CRESTOR should be used with caution in patients who consume substantial quantities of alcohol and/or have a history of chronic liver disease [see Clinical Pharmacology (12.3)]. Active liver disease, which may include unexplained persistent transaminase elevations, is a contraindication to the use of CRESTOR [see Contraindications (4)].

5.3 Concomitant Coumarin Anticoagulants

Caution should be exercised when anticoagulants are given in conjunction with CRESTOR because of its potentiation of the effect of coumarin-type anticoagulants in prolonging the prothrombin time/INR. In patients taking coumarin anticoagulants and CRESTOR concomitantly, INR should be determined before starting CRESTOR and frequently enough during early therapy to ensure that no significant alteration of INR occurs [see Drug Interactions (7.4)].

5.4 Proteinuria and Hematuria

In the CRESTOR clinical trial program, dipstick-positive proteinuria and microscopic hematuria were observed among CRESTOR treated patients. These findings were more frequent in patients taking CRESTOR 40 mg, when compared to lower doses of CRESTOR or comparator HMG-CoA reductase inhibitors, though it was generally transient and was not associated with worsening renal function. Although the clinical significance of this finding is unknown, a dose reduction should be considered for patients on CRESTOR therapy with unexplained persistent proteinuria and/or hematuria during routine urinalysis testing.

5.5 Endocrine Effects

Increases in HbA1c and fasting serum glucose levels have been reported with HMG-CoA reductase inhibitors, including CRESTOR [see Adverse Reactions (6.1)].

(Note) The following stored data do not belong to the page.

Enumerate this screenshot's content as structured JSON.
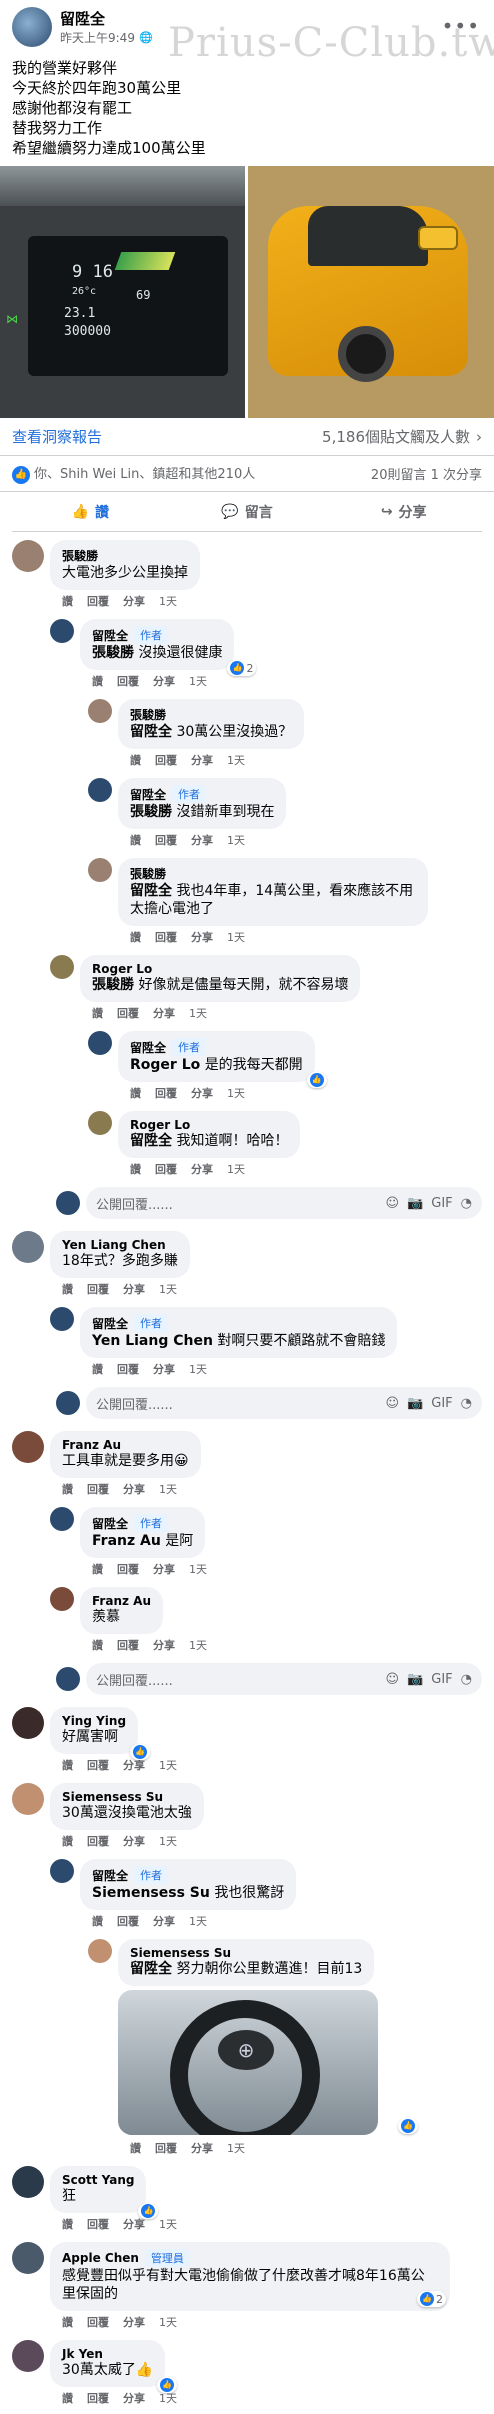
{
  "header": {
    "poster_name": "留陞全",
    "time": "昨天上午9:49",
    "watermark": "Prius-C-Club.tw"
  },
  "post_text": [
    "我的營業好夥伴",
    "今天終於四年跑30萬公里",
    "感謝他都沒有罷工",
    "替我努力工作",
    "希望繼續努力達成100萬公里"
  ],
  "photo_dash": {
    "speed": "9 16",
    "temp": "26°c",
    "eco": "69",
    "distance": "23.1",
    "odo": "300000"
  },
  "insights": {
    "link": "查看洞察報告",
    "reach": "5,186個貼文觸及人數"
  },
  "stats": {
    "reactions": "你、Shih Wei Lin、鎮超和其他210人",
    "counts": "20則留言 1 次分享"
  },
  "actions": {
    "like": "讚",
    "comment": "留言",
    "share": "分享"
  },
  "reply_placeholder": "公開回覆......",
  "comment_actions": {
    "like": "讚",
    "reply": "回覆",
    "share": "分享",
    "time_1d": "1天"
  },
  "author_badge": "作者",
  "admin_badge": "管理員",
  "comments": [
    {
      "name": "張駿勝",
      "text": "大電池多少公里換掉"
    },
    {
      "name": "留陞全",
      "mention": "張駿勝",
      "text": "沒換還很健康",
      "likes": "2"
    },
    {
      "name": "張駿勝",
      "mention": "留陞全",
      "text": "30萬公里沒換過？"
    },
    {
      "name": "留陞全",
      "mention": "張駿勝",
      "text": "沒錯新車到現在"
    },
    {
      "name": "張駿勝",
      "mention": "留陞全",
      "text": "我也4年車，14萬公里，看來應該不用太擔心電池了"
    },
    {
      "name": "Roger Lo",
      "mention": "張駿勝",
      "text": "好像就是儘量每天開，就不容易壞"
    },
    {
      "name": "留陞全",
      "mention": "Roger Lo",
      "text": "是的我每天都開"
    },
    {
      "name": "Roger Lo",
      "mention": "留陞全",
      "text": "我知道啊！哈哈！"
    },
    {
      "name": "Yen Liang Chen",
      "text": "18年式？多跑多賺"
    },
    {
      "name": "留陞全",
      "mention": "Yen Liang Chen",
      "text": "對啊只要不顧路就不會賠錢"
    },
    {
      "name": "Franz Au",
      "text": "工具車就是要多用😀"
    },
    {
      "name": "留陞全",
      "mention": "Franz Au",
      "text": "是阿"
    },
    {
      "name": "Franz Au",
      "text": "羨慕"
    },
    {
      "name": "Ying Ying",
      "text": "好厲害啊"
    },
    {
      "name": "Siemensess Su",
      "text": "30萬還沒換電池太強"
    },
    {
      "name": "留陞全",
      "mention": "Siemensess Su",
      "text": "我也很驚訝"
    },
    {
      "name": "Siemensess Su",
      "mention": "留陞全",
      "text": "努力朝你公里數邁進！目前13"
    },
    {
      "name": "Scott Yang",
      "text": "狂"
    },
    {
      "name": "Apple Chen",
      "text": "感覺豐田似乎有對大電池偷偷做了什麼改善才喊8年16萬公里保固的",
      "likes": "2"
    },
    {
      "name": "Jk Yen",
      "text": "30萬太威了👍"
    }
  ],
  "colors": {
    "accent": "#1877f2",
    "link": "#216fdb",
    "bubble": "#f0f2f5",
    "muted": "#65676b"
  }
}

Although clinical studies have shown that CRESTOR alone does not reduce basal plasma cortisol concentration or impair adrenal reserve, caution should be exercised if CRESTOR is administered concomitantly with drugs that may decrease the levels or activity of endogenous steroid hormones such as ketoconazole, spironolactone, and cimetidine.

6 ADVERSE REACTIONS

The following serious adverse reactions are discussed in greater detail in other sections of the label:

  • Rhabdomyolysis with myoglobinuria and acute renal failure and myopathy (including myositis) [see Warnings and Precautions (5.1)]
  • Liver enzyme abnormalities [see Warnings and Precautions (5.2)]

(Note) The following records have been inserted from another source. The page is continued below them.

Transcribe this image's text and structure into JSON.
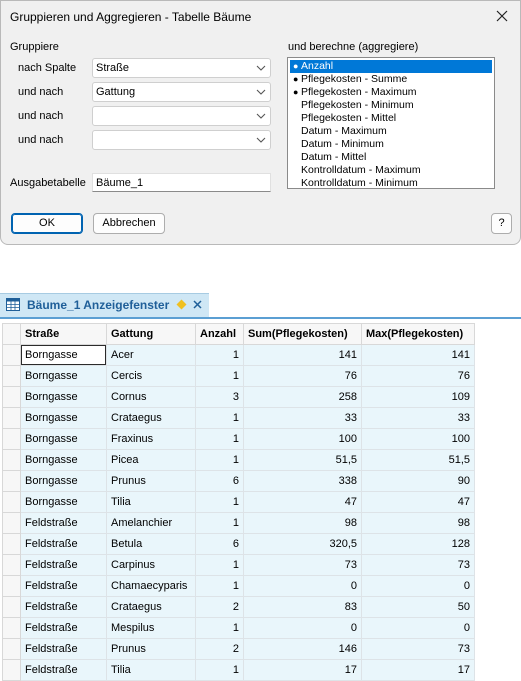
{
  "dialog": {
    "title": "Gruppieren und Aggregieren - Tabelle Bäume",
    "group_heading": "Gruppiere",
    "aggregate_heading": "und berechne (aggregiere)",
    "rows": [
      {
        "label": "nach Spalte",
        "value": ""
      },
      {
        "label": "und nach",
        "value": ""
      },
      {
        "label": "und nach",
        "value": ""
      },
      {
        "label": "und nach",
        "value": ""
      }
    ],
    "row_values": [
      "Straße",
      "Gattung",
      "",
      ""
    ],
    "output_label": "Ausgabetabelle",
    "output_value": "Bäume_1",
    "aggregations": [
      {
        "label": "Anzahl",
        "checked": true,
        "selected": true
      },
      {
        "label": "Pflegekosten - Summe",
        "checked": true,
        "selected": false
      },
      {
        "label": "Pflegekosten - Maximum",
        "checked": true,
        "selected": false
      },
      {
        "label": "Pflegekosten - Minimum",
        "checked": false,
        "selected": false
      },
      {
        "label": "Pflegekosten - Mittel",
        "checked": false,
        "selected": false
      },
      {
        "label": "Datum - Maximum",
        "checked": false,
        "selected": false
      },
      {
        "label": "Datum - Minimum",
        "checked": false,
        "selected": false
      },
      {
        "label": "Datum - Mittel",
        "checked": false,
        "selected": false
      },
      {
        "label": "Kontrolldatum - Maximum",
        "checked": false,
        "selected": false
      },
      {
        "label": "Kontrolldatum - Minimum",
        "checked": false,
        "selected": false
      }
    ],
    "ok_label": "OK",
    "cancel_label": "Abbrechen",
    "help_label": "?",
    "accent_color": "#0078d7"
  },
  "window": {
    "title": "Bäume_1 Anzeigefenster",
    "tab_color": "#cfe7f5",
    "pin_color": "#f0c020",
    "close_color": "#1f5f99"
  },
  "table": {
    "columns": [
      "Straße",
      "Gattung",
      "Anzahl",
      "Sum(Pflegekosten)",
      "Max(Pflegekosten)"
    ],
    "rows": [
      [
        "Borngasse",
        "Acer",
        "1",
        "141",
        "141"
      ],
      [
        "Borngasse",
        "Cercis",
        "1",
        "76",
        "76"
      ],
      [
        "Borngasse",
        "Cornus",
        "3",
        "258",
        "109"
      ],
      [
        "Borngasse",
        "Crataegus",
        "1",
        "33",
        "33"
      ],
      [
        "Borngasse",
        "Fraxinus",
        "1",
        "100",
        "100"
      ],
      [
        "Borngasse",
        "Picea",
        "1",
        "51,5",
        "51,5"
      ],
      [
        "Borngasse",
        "Prunus",
        "6",
        "338",
        "90"
      ],
      [
        "Borngasse",
        "Tilia",
        "1",
        "47",
        "47"
      ],
      [
        "Feldstraße",
        "Amelanchier",
        "1",
        "98",
        "98"
      ],
      [
        "Feldstraße",
        "Betula",
        "6",
        "320,5",
        "128"
      ],
      [
        "Feldstraße",
        "Carpinus",
        "1",
        "73",
        "73"
      ],
      [
        "Feldstraße",
        "Chamaecyparis",
        "1",
        "0",
        "0"
      ],
      [
        "Feldstraße",
        "Crataegus",
        "2",
        "83",
        "50"
      ],
      [
        "Feldstraße",
        "Mespilus",
        "1",
        "0",
        "0"
      ],
      [
        "Feldstraße",
        "Prunus",
        "2",
        "146",
        "73"
      ],
      [
        "Feldstraße",
        "Tilia",
        "1",
        "17",
        "17"
      ]
    ]
  }
}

In the CRESTOR controlled clinical trials database (placebo or active-controlled) of 5394 patients with a mean treatment duration of 15 weeks, 1.4% of patients discontinued due to adverse reactions. The most common adverse reactions that led to treatment discontinuation were:

  • myalgia
  • abdominal pain
  • nausea

The most commonly reported adverse reactions (incidence ≥ 2%) in the CRESTOR controlled clinical trial database of 5394 patients were:

  • headache
  • myalgia
  • abdominal pain
  • asthenia
  • nausea

6.1 Clinical Studies Experience

Because clinical studies are conducted under widely varying conditions, adverse reaction rates observed in the clinical studies of a drug cannot be directly compared to rates in the clinical studies of another drug and may not reflect the rates observed in clinical practice.

Adverse reactions reported in ≥ 2% of patients in placebo-controlled clinical studies and at a rate greater than placebo are shown in Table 1. These studies had a treatment duration of up to 12 weeks.

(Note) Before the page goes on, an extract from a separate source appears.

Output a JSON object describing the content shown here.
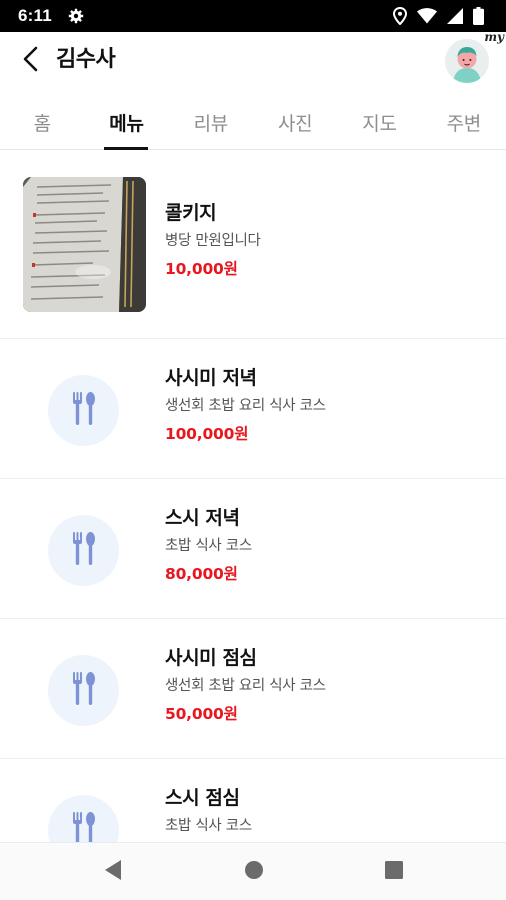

Table 1. Adverse Reactions* Reported by ≥ 2% of Patients Treated with CRESTOR and > Placebo in Placebo-Controlled Trials (% of Patients)
Adverse reactions by COSTART preferred term.
*

Adverse Reactions

CRESTOR 5 mg

N=291

CRESTOR 10 mg

N=283

CRESTOR 20 mg

N=64

CRESTOR 40 mg

N=106

Total CRESTOR 5 mg – 40 mg

N=744

Placebo

N=382

Headache

5.5

4.9

3.1

8.5

5.5

5.0

Nausea

3.8

3.5

6.3

0

3.4

3.1

Myalgia

3.1

2.1

6.3

1.9

2.8

1.3

Asthenia

2.4

3.2

4.7

0.9

2.7

2.6

Constipation

2.1

2.1

4.7

2.8

2.4

2.4

Other adverse reactions reported in clinical studies were abdominal pain, dizziness, hypersensitivity (including rash, pruritus, urticaria, and angioedema) and pancreatitis. The following laboratory abnormalities have also been reported: dipstick-positive proteinuria and microscopic hematuria [see Warnings and Precautions (5.4)]; elevated creatine phosphokinase, transaminases, glucose, glutamyl transpeptidase, alkaline phosphatase, and bilirubin; and thyroid function abnormalities.